Minimizing the impact of your company on the environment
Most companies attempt to minimize the pressures and impacts that their activities may have on the environment. For many years, procedures have been implemented to make better use of raw materials and reduce the amount of industrial waste products. In certain sectors of activity, production processes have been greatly improved. However, techniques put in place to reduce environmental impacts mainly operate towards the final phases of production. Air purifiers installed on industrial chimneys are a good example.
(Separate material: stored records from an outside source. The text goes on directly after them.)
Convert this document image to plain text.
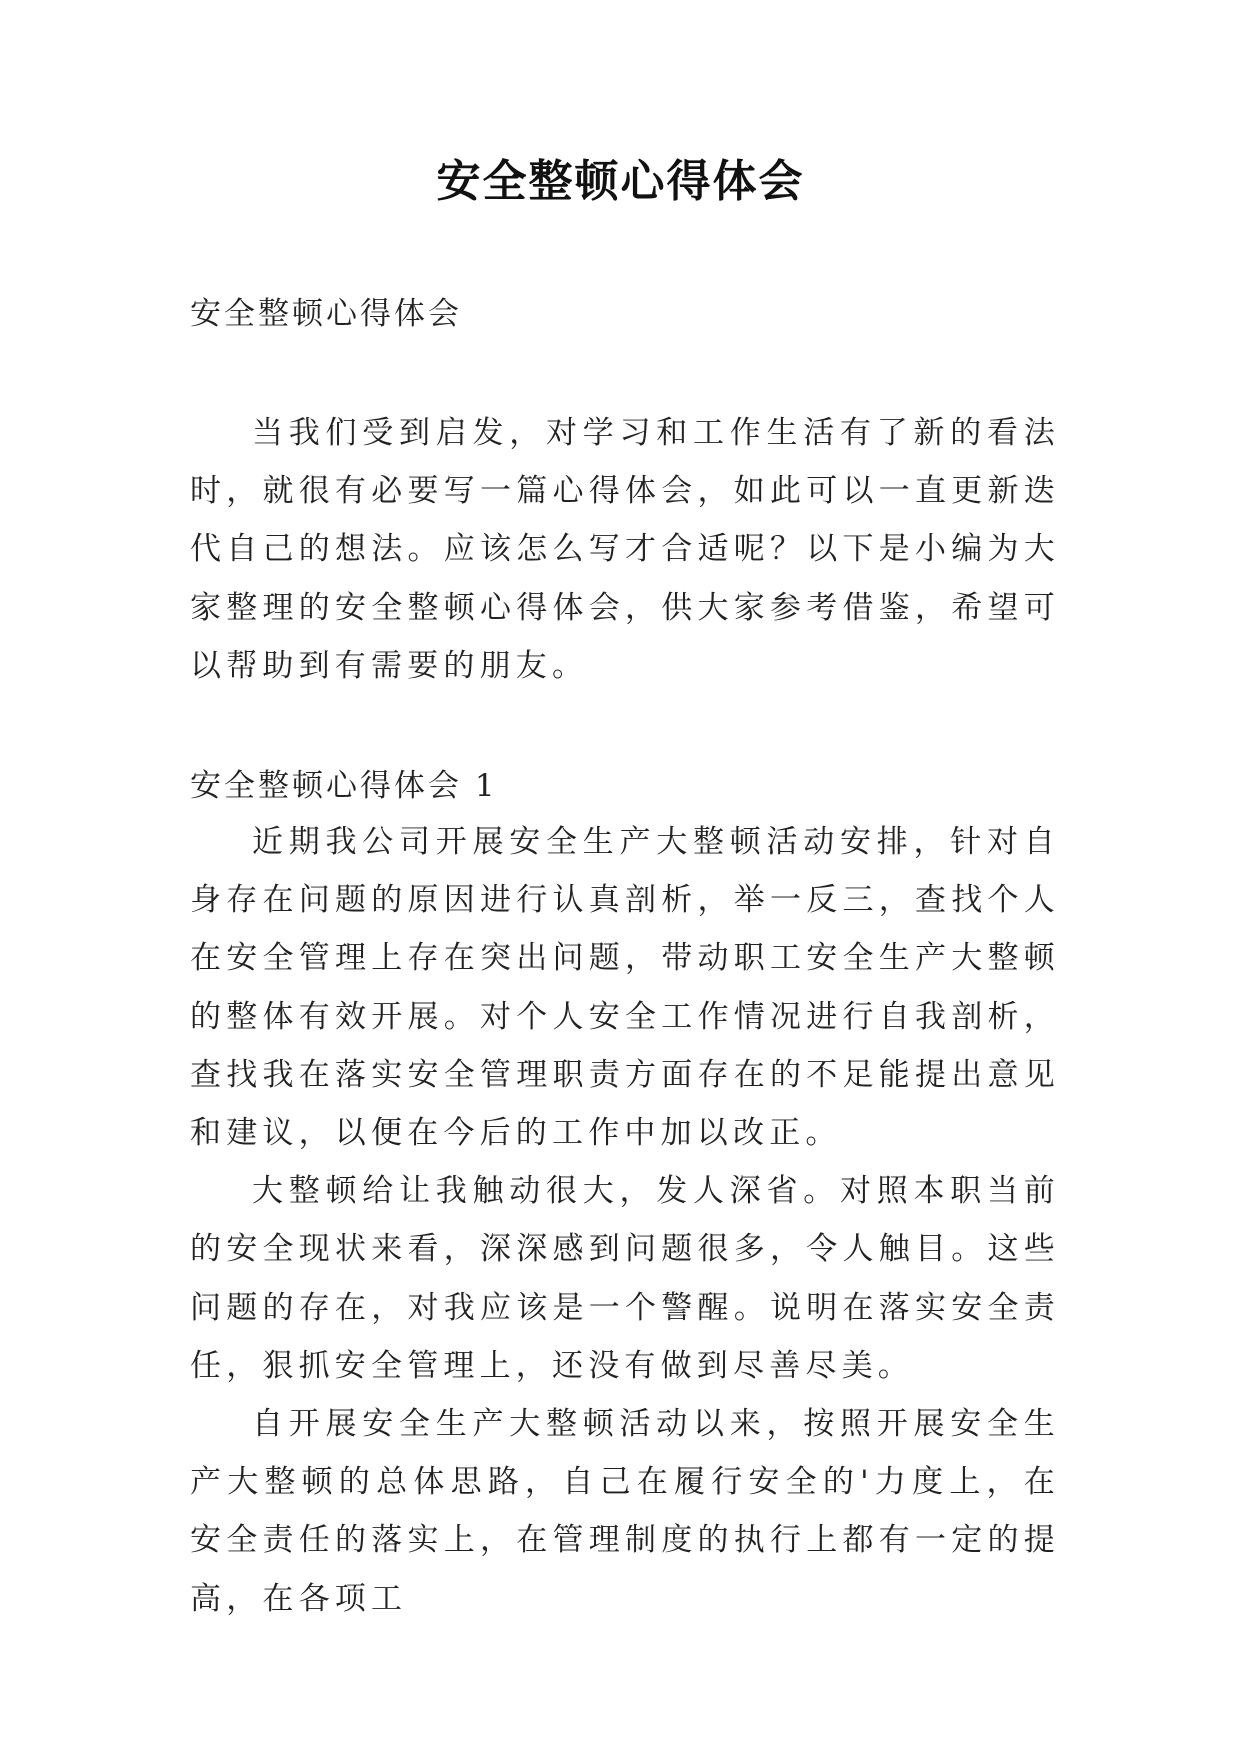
安全整顿心得体会
安全整顿心得体会

当我们受到启发，对学习和工作生活有了新的看法时，就很有必要写一篇心得体会，如此可以一直更新迭代自己的想法。应该怎么写才合适呢？以下是小编为大家整理的安全整顿心得体会，供大家参考借鉴，希望可以帮助到有需要的朋友。

安全整顿心得体会 1

近期我公司开展安全生产大整顿活动安排，针对自身存在问题的原因进行认真剖析，举一反三，查找个人在安全管理上存在突出问题，带动职工安全生产大整顿的整体有效开展。对个人安全工作情况进行自我剖析，查找我在落实安全管理职责方面存在的不足能提出意见和建议，以便在今后的工作中加以改正。

大整顿给让我触动很大，发人深省。对照本职当前的安全现状来看，深深感到问题很多，令人触目。这些问题的存在，对我应该是一个警醒。说明在落实安全责任，狠抓安全管理上，还没有做到尽善尽美。

自开展安全生产大整顿活动以来，按照开展安全生产大整顿的总体思路，自己在履行安全的'力度上，在安全责任的落实上，在管理制度的执行上都有一定的提高，在各项工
There is one concept that has a more global reach: it is called industrial ecology. Based on a more systemic approach, industrial ecology draws inspiration from the way in which natural ecosystems function. It recreates, on the scale of an industrial system, an organization that seeks optimal management of resources, as well as a high rate of recycling of both materials and energy. Industrial ecology is a new practice in environmental management. It tends to integrate the environment into corporate strategy thanks to performance data and life-cycle assessments, among other things.
Industrial ecology seeks optimization at the level of groupings of companies. The strategies employed include the valorisation and/or exchange of industrial residues (residues from one company may represent raw materials for another); shared services or perhaps collective management of waste; recycling or rainwater, shared equipment or resources and valorisation of by-products, among others.
This newly emerging approach applies mainly at the level of entire industrial parks. The proximity of the companies involved promotes synergy between all members of the community. These new partnerships are at the centre of a genuine and long-lasting strategy of territorial development.
With respect to corporate social responsibility, the principle remains the same. Such responsibility goes beyond mere legal requirements and profits. A company that undertakes such responsibility is demonstrating that it has a social conscience. It devotes more resources to human aspects, the environment and other interest groups affected by its actions: employees, clients, suppliers, the community and society in general.
Corporate social responsibility integrates social, environmental and economic concerns into the values it wishes to promote and the activities it carries out. It allows companies of all sizes to reconcile its economic, social and environmental ambitions in cooperation with its partners. It may also lead to changes in internal management conduit that help to define how decisions are evaluated. Socially responsible companies will have developed policies and tools to this end. For example, among others we might mention, codes of conduct, sustainable purchasing, dashboards and management indicators that include the economy, the environment and the social side of things. For a given company, being socially responsible might involve implementing programs for risk management, assurance quality, increased security and new standards of internal and external communications.
Social responsibility is a voluntary initiative and involves willingness on the part of management to develop a new form of governance within the company. Whether it concerns the company’s industrial ecology or social responsibility, both concepts occupy an important place in terms of globalization, competitiveness and sustainable development.